The birth of a new child and … MONEY

Monday, November 2nd, 2009 by Cass Chappell, CFP®



A comparison of popular gifting strategies



·        If the gift is meant to be used in 18 years (in the case of a college education) or more, I tend to favor strategies that are more aggressive and have the potential for a greater return

·        I will usually try to talk you out of buying a life insurance policy as a gift

·        529 plans (and Coverdell Education Savings Accounts) offer a tax benefit but are restrictive in how the funds may be used

·        UGMA accounts (Uniform Gifts to Minor Act – also known as UTMA or Uniform Transfers to Minors Act) are much less restrictive in how the funds may be used.

·        The tax benefits of a 529 plan couple with the flexibility of an UGMA account may lead you to consider using BOTH



On October 19th I welcomed my first child, Olivia Hyland Chappell, into the world.  At 7 pounds, 7 ounces (21 inches) both mom and baby are doing great. 




Parents and grandparents frequently ask about savings programs for children.  The idea of creating wealth for the new loved one is very appealing.  Paying for college education or providing a little “seed money” for an eventual down payment on a home seem to be the most cited objectives, in my experience.


There are many tools that are readily available.  Let’s examine a few.



Life Insurance

This used to be one of the most popular financial gifts for newborns.  A small policy, with guaranteed cash value was purchased shortly after the birth of a child.  When the child reached 18 or 21, the policy would have cash value which could be accessed via cashing the policy in, or the policy could be continued indefinitely.  In many cases, the policy also contained a provision allowing the purchase of additional insurance when the child turned 18 or 21 (for example).

·        This strategy was easy to implement.  Back then (I am talking about the early 90’s and prior), everyone knew how to get in touch with a life insurance agent  

·        The premiums were usually very small

·        Since it was life insurance, there was no ongoing tax reporting (as long as the policy wasn’t cashed in)

·        If monthly premiums were undesirable, the parent or grandparent could usually pay the entire premium in advance

·        If the child died prematurely, there would be a sum of money available to provide for a funeral

Some drawbacks

·        Cash value accumulation is often at a rate comparable to a CD or savings account.  BUT, it is usually guaranteed

·        The death benefit is constantly being eroded by inflation.  My grandfather purchased a $5000 policy for me when I was born.  At that time (1974), it was more than the average annual salary of an American worker.  By the time I was an adult (1999), I would need at least 40 times that much insurance to provide for my family.


529 Plans

I wrote about 529 plans recently, and even though they aren’t perfect, they are still worth considering.

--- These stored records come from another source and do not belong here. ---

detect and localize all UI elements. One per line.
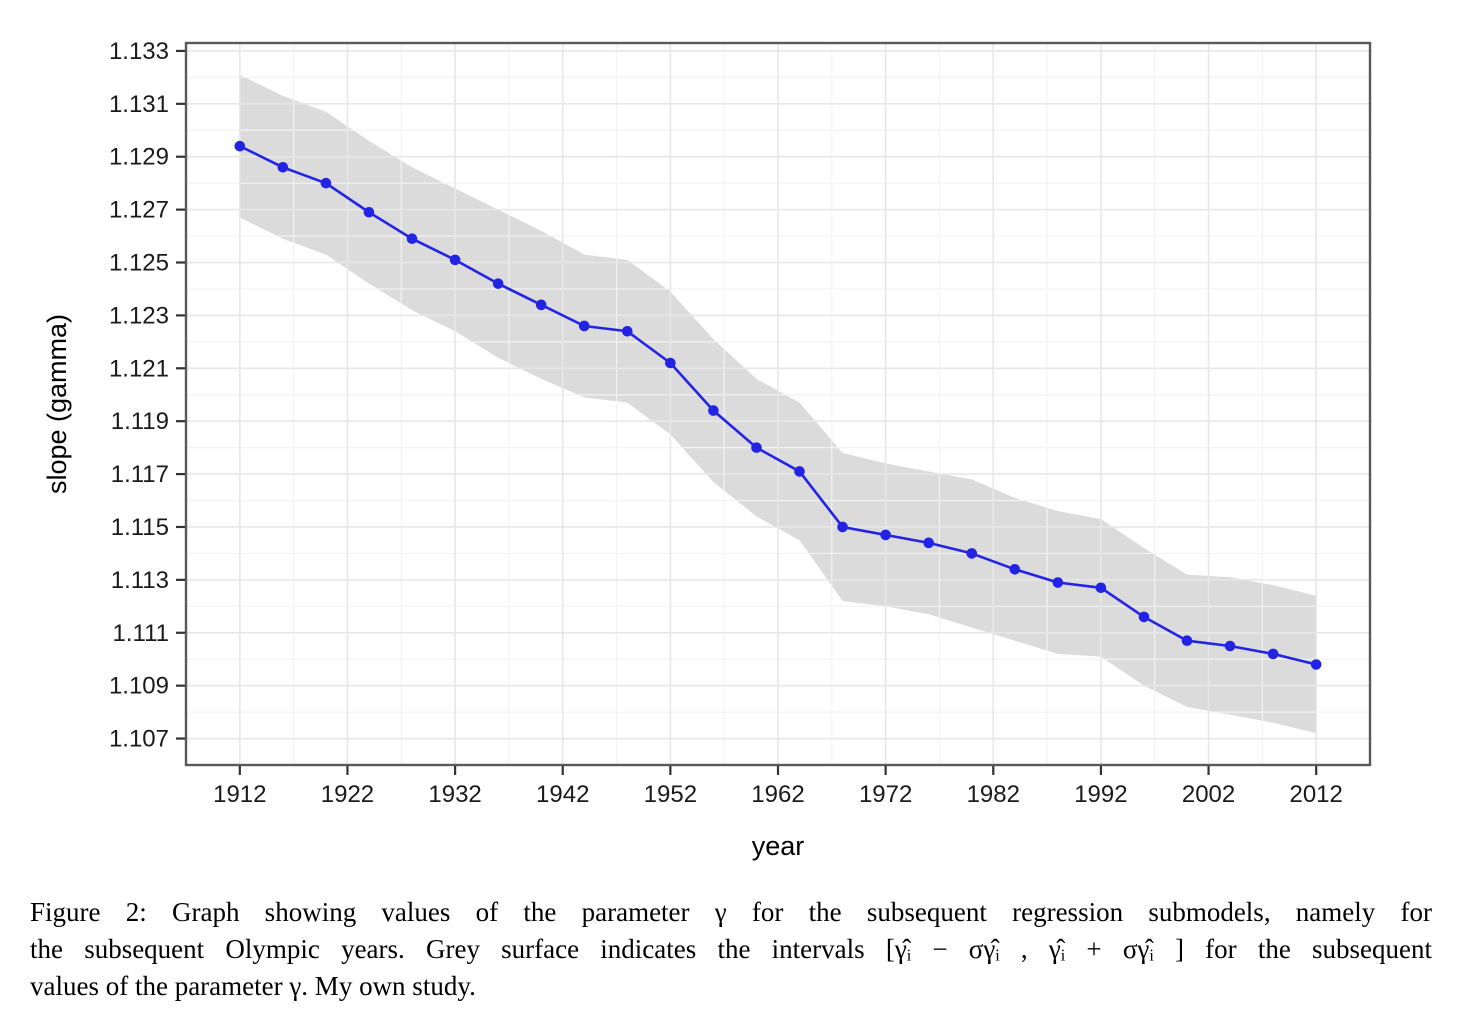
y-tick-label: 1.131 — [109, 91, 169, 118]
panel-border — [184, 41, 1372, 767]
data-point — [234, 140, 246, 152]
y-tick-label: 1.123 — [109, 302, 169, 329]
y-tick-label: 1.117 — [111, 461, 169, 488]
x-tick-label: 1982 — [967, 781, 1020, 808]
data-point — [966, 548, 978, 559]
x-axis-title: year — [752, 831, 805, 861]
data-point — [1052, 577, 1064, 588]
data-point — [535, 299, 547, 311]
data-point — [923, 537, 934, 549]
data-point — [1310, 659, 1322, 670]
y-tick-label: 1.113 — [111, 567, 169, 594]
x-tick-label: 2012 — [1289, 781, 1342, 808]
x-tick-label: 1972 — [859, 781, 912, 808]
data-point — [1181, 635, 1193, 646]
y-tick-label: 1.125 — [109, 250, 169, 277]
data-point — [1267, 648, 1279, 660]
data-point — [320, 177, 332, 189]
data-point — [622, 325, 633, 337]
caption-line: values of the parameter γ. My own study. — [30, 971, 476, 1001]
data-point — [1138, 611, 1150, 623]
data-point — [492, 278, 504, 289]
x-tick-label: 1952 — [644, 781, 697, 808]
data-point — [880, 529, 891, 541]
y-tick-label: 1.107 — [109, 726, 169, 753]
data-point — [277, 162, 289, 173]
caption-line: Figure 2: Graph showing values of the pa… — [30, 897, 1432, 927]
y-tick-label: 1.133 — [109, 38, 169, 65]
x-tick-label: 1942 — [536, 781, 589, 808]
chart-svg: 1912 1922 1932 1942 1952 1962 1972 1982 1992 2002… — [42, 38, 1372, 861]
x-tick-label: 1912 — [213, 781, 266, 808]
x-tick-label: 2002 — [1182, 781, 1235, 808]
data-point — [708, 405, 719, 416]
y-tick-label: 1.129 — [109, 144, 169, 171]
trend-line — [238, 144, 1318, 666]
x-tick-label: 1932 — [428, 781, 481, 808]
y-tick-label: 1.109 — [109, 673, 169, 700]
y-axis-title: slope (gamma) — [42, 314, 72, 494]
figure-caption: Figure 2: Graph showing values of the pa… — [30, 894, 1432, 1005]
data-point — [449, 254, 461, 266]
y-tick-label: 1.115 — [111, 514, 169, 541]
x-tick-label: 1922 — [321, 781, 374, 808]
data-point — [1095, 582, 1107, 594]
y-tick-label: 1.121 — [109, 355, 169, 382]
y-tick-label: 1.119 — [111, 408, 169, 435]
y-tick-label: 1.111 — [113, 620, 170, 647]
data-point — [837, 521, 848, 533]
data-point — [578, 320, 590, 332]
data-point — [1009, 563, 1021, 575]
data-point — [751, 442, 762, 453]
data-point — [406, 233, 418, 245]
data-point — [665, 357, 676, 369]
data-point — [363, 206, 375, 218]
data-point — [1224, 640, 1236, 652]
x-tick-label: 1992 — [1074, 781, 1127, 808]
data-point — [794, 466, 805, 477]
caption-line: the subsequent Olympic years. Grey surfa… — [30, 934, 1432, 964]
x-tick-label: 1962 — [751, 781, 804, 808]
y-tick-label: 1.127 — [109, 197, 169, 224]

·        The money grows tax deferred and is ultimately tax free, if it used for qualified college education expenses

·        The beneficiary of the account can be changed (if necessary), allowing for the gift to benefit multiple people or if a child earns a scholarship or doesn’t go to college

·        The parent usually retains control of the money….even after the child reaches adulthood.

·        Funds withdrawn for non qualified expenses are subject to a 10% penalty and income tax

·        The investments in 529 plans are usually much more aggressive and involve more risk than a CD, savings account, piggy bank, or life insurance policy…….but this is a good thing

Some drawbacks

·        Accessing the money for anything other than qualified college education expenses will trigger a penalty and income tax

·        The potential tax benefits must be weighed against the restrictions in the use of the money


UGMA Account

This account provides the most flexibility for the child.  Using both an UGMA account and a 529 plan is completely acceptable and may be a smart idea.

·        Money can be used for any reason, at any time, as long as it is for the benefit of the child

·        These accounts can be easily opened at most financial institutions

·        Virtually any type of investment can be used

Some drawbacks

·        Accounts receive unfavorable financial aid status once the children apply for college

·        Kids can take control of the money upon reaching adulthood (18 to 21, depending on the state)



For the most ambitious parents and grandparents, we might recommend a combination of both a 529 plan (for college) and an UGMA account (for general wealth building).